Article 35A gives special power to Jammu and Kashmir Assembly to frame laws giving special privileges to the permanent residents of the state. Jammu and Kashmir adopted a separate constitution in 1956. It is the only state to have a separate constitution.
Doval said that sovereignty "cannot be a diluted and ill-defined". He also said that when the British left, "they probably did not want to leave India as a strong sovereign state."
Ajit Doval was speaking at the launch of a book on Vallabhbhai Patel in New Delhi on Tuesday, September 4. The book launch event was organised at Vivekananda International Foundation (VIF), a think-tank. Doval is one of the founding members of the VIF.
Praising Sardar Patel, Doval said, "His contribution is not about the merger of the states, it is only a means to an end. The thing was that to make a sovereign state in which there was the sovereignty of the people was established in the Constitution, which is applicable to the whole of it."
"Probably with Jammu and Kashmir, where the Constitution was...in a truncated form...another constitution of J&K continued to exist, which is aberration," Doval said.
"He (Patel) had been able to lay the foundation of a nation-state. And in nation-state, there was one law, one Constitution...Sovereignty can never be divided," Doval said.

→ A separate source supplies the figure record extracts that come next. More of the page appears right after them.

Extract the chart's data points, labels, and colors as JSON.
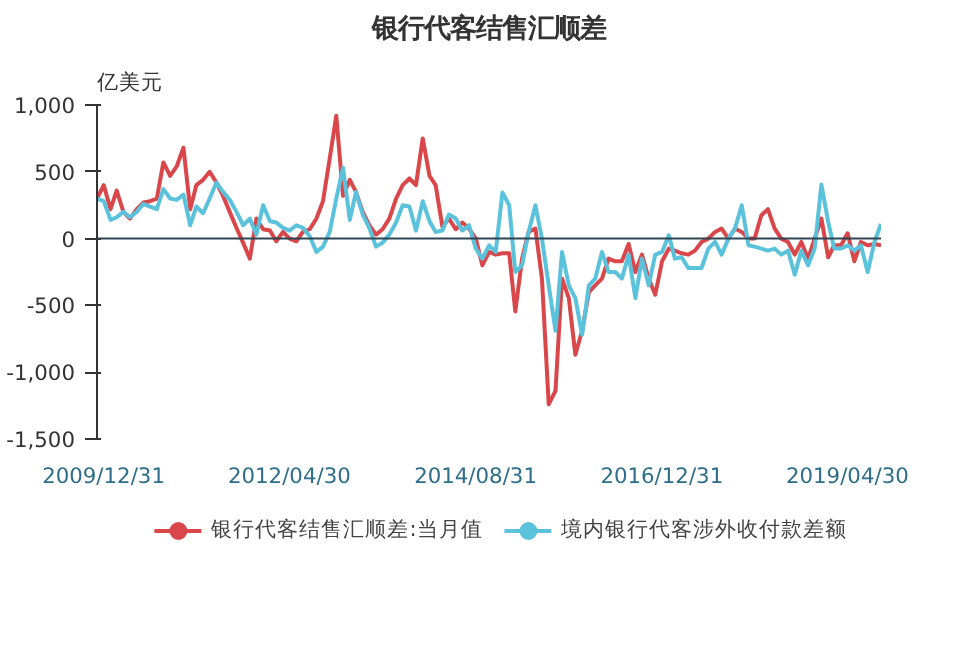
{
  "chart_data": {
    "type": "line",
    "title": "银行代客结售汇顺差",
    "ylabel": "亿美元",
    "x": [
      "2009-12",
      "2010-01",
      "2010-02",
      "2010-03",
      "2010-04",
      "2010-05",
      "2010-06",
      "2010-07",
      "2010-08",
      "2010-09",
      "2010-10",
      "2010-11",
      "2010-12",
      "2011-01",
      "2011-02",
      "2011-03",
      "2011-04",
      "2011-05",
      "2011-06",
      "2011-07",
      "2011-08",
      "2011-09",
      "2011-10",
      "2011-11",
      "2011-12",
      "2012-01",
      "2012-02",
      "2012-03",
      "2012-04",
      "2012-05",
      "2012-06",
      "2012-07",
      "2012-08",
      "2012-09",
      "2012-10",
      "2012-11",
      "2012-12",
      "2013-01",
      "2013-02",
      "2013-03",
      "2013-04",
      "2013-05",
      "2013-06",
      "2013-07",
      "2013-08",
      "2013-09",
      "2013-10",
      "2013-11",
      "2013-12",
      "2014-01",
      "2014-02",
      "2014-03",
      "2014-04",
      "2014-05",
      "2014-06",
      "2014-07",
      "2014-08",
      "2014-09",
      "2014-10",
      "2014-11",
      "2014-12",
      "2015-01",
      "2015-02",
      "2015-03",
      "2015-04",
      "2015-05",
      "2015-06",
      "2015-07",
      "2015-08",
      "2015-09",
      "2015-10",
      "2015-11",
      "2015-12",
      "2016-01",
      "2016-02",
      "2016-03",
      "2016-04",
      "2016-05",
      "2016-06",
      "2016-07",
      "2016-08",
      "2016-09",
      "2016-10",
      "2016-11",
      "2016-12",
      "2017-01",
      "2017-02",
      "2017-03",
      "2017-04",
      "2017-05",
      "2017-06",
      "2017-07",
      "2017-08",
      "2017-09",
      "2017-10",
      "2017-11",
      "2017-12",
      "2018-01",
      "2018-02",
      "2018-03",
      "2018-04",
      "2018-05",
      "2018-06",
      "2018-07",
      "2018-08",
      "2018-09",
      "2018-10",
      "2018-11",
      "2018-12",
      "2019-01",
      "2019-02",
      "2019-03",
      "2019-04",
      "2019-05",
      "2019-06",
      "2019-07",
      "2019-08",
      "2019-09",
      "2019-10"
    ],
    "xlim": [
      "2009-12",
      "2019-10"
    ],
    "xticks": [
      {
        "value": "2009-12-31",
        "label": "2009/12/31"
      },
      {
        "value": "2012-04-30",
        "label": "2012/04/30"
      },
      {
        "value": "2014-08-31",
        "label": "2014/08/31"
      },
      {
        "value": "2016-12-31",
        "label": "2016/12/31"
      },
      {
        "value": "2019-04-30",
        "label": "2019/04/30"
      }
    ],
    "ylim": [
      -1500,
      1000
    ],
    "yticks": [
      {
        "value": -1500,
        "label": "-1,500"
      },
      {
        "value": -1000,
        "label": "-1,000"
      },
      -500,
      0,
      500,
      {
        "value": 1000,
        "label": "1,000"
      }
    ],
    "grid": false,
    "legend": "bottom",
    "marker": "none",
    "line_style": "solid",
    "ref_lines": [
      {
        "axis": "y",
        "value": 0,
        "color": "#2f4554"
      }
    ],
    "series": [
      {
        "name": "银行代客结售汇顺差:当月值",
        "color": "#d9474b",
        "values": [
          300,
          400,
          220,
          360,
          200,
          150,
          220,
          270,
          280,
          300,
          570,
          470,
          540,
          680,
          220,
          400,
          440,
          500,
          420,
          320,
          200,
          80,
          -30,
          -150,
          150,
          70,
          60,
          -20,
          50,
          0,
          -20,
          50,
          70,
          150,
          280,
          600,
          920,
          320,
          440,
          350,
          200,
          100,
          30,
          70,
          150,
          300,
          400,
          450,
          400,
          750,
          470,
          400,
          90,
          150,
          70,
          120,
          75,
          0,
          -200,
          -100,
          -120,
          -110,
          -110,
          -545,
          -150,
          50,
          75,
          -300,
          -1240,
          -1140,
          -300,
          -445,
          -870,
          -690,
          -400,
          -350,
          -300,
          -150,
          -170,
          -170,
          -40,
          -250,
          -120,
          -300,
          -420,
          -170,
          -75,
          -90,
          -110,
          -120,
          -90,
          -25,
          0,
          50,
          75,
          0,
          75,
          50,
          0,
          0,
          175,
          220,
          75,
          0,
          -25,
          -120,
          -25,
          -150,
          0,
          150,
          -140,
          -50,
          -50,
          40,
          -170,
          -25,
          -50,
          -40,
          -50
        ]
      },
      {
        "name": "境内银行代客涉外收付款差额",
        "color": "#5bc2dc",
        "values": [
          300,
          280,
          140,
          160,
          200,
          160,
          200,
          260,
          240,
          220,
          370,
          300,
          290,
          330,
          100,
          240,
          190,
          300,
          420,
          350,
          290,
          200,
          100,
          150,
          30,
          250,
          130,
          120,
          80,
          60,
          100,
          80,
          20,
          -100,
          -60,
          50,
          300,
          530,
          140,
          350,
          180,
          80,
          -60,
          -30,
          30,
          120,
          250,
          240,
          60,
          280,
          130,
          50,
          60,
          180,
          150,
          60,
          100,
          -75,
          -150,
          -50,
          -100,
          345,
          250,
          -250,
          -200,
          50,
          250,
          0,
          -350,
          -690,
          -100,
          -350,
          -445,
          -720,
          -350,
          -300,
          -100,
          -250,
          -250,
          -300,
          -120,
          -445,
          -150,
          -350,
          -120,
          -100,
          25,
          -150,
          -140,
          -220,
          -220,
          -220,
          -75,
          -25,
          -120,
          0,
          75,
          250,
          -50,
          -60,
          -75,
          -90,
          -75,
          -120,
          -90,
          -270,
          -90,
          -200,
          -75,
          405,
          125,
          -75,
          -75,
          -50,
          -90,
          -50,
          -250,
          -25,
          110
        ]
      }
    ]
  }
}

Former Intelligence Bureau chief said that the nation building is an "exothermic process" that generates a lot of heat. Unless that heat is generated it is not able to have that melting point in which all the different identities can merge and become one identity, he said.
"Probably the heat was not sufficiently generated during our Independence movement because of the route that was taken. I am not criticising that...the non-violence was the route in which the cost of Independence was not really understood by our people," Doval said.
There is a separate PIL in the Supreme Court seeking abrogation of the separate constitution of Jammu and Kashmir.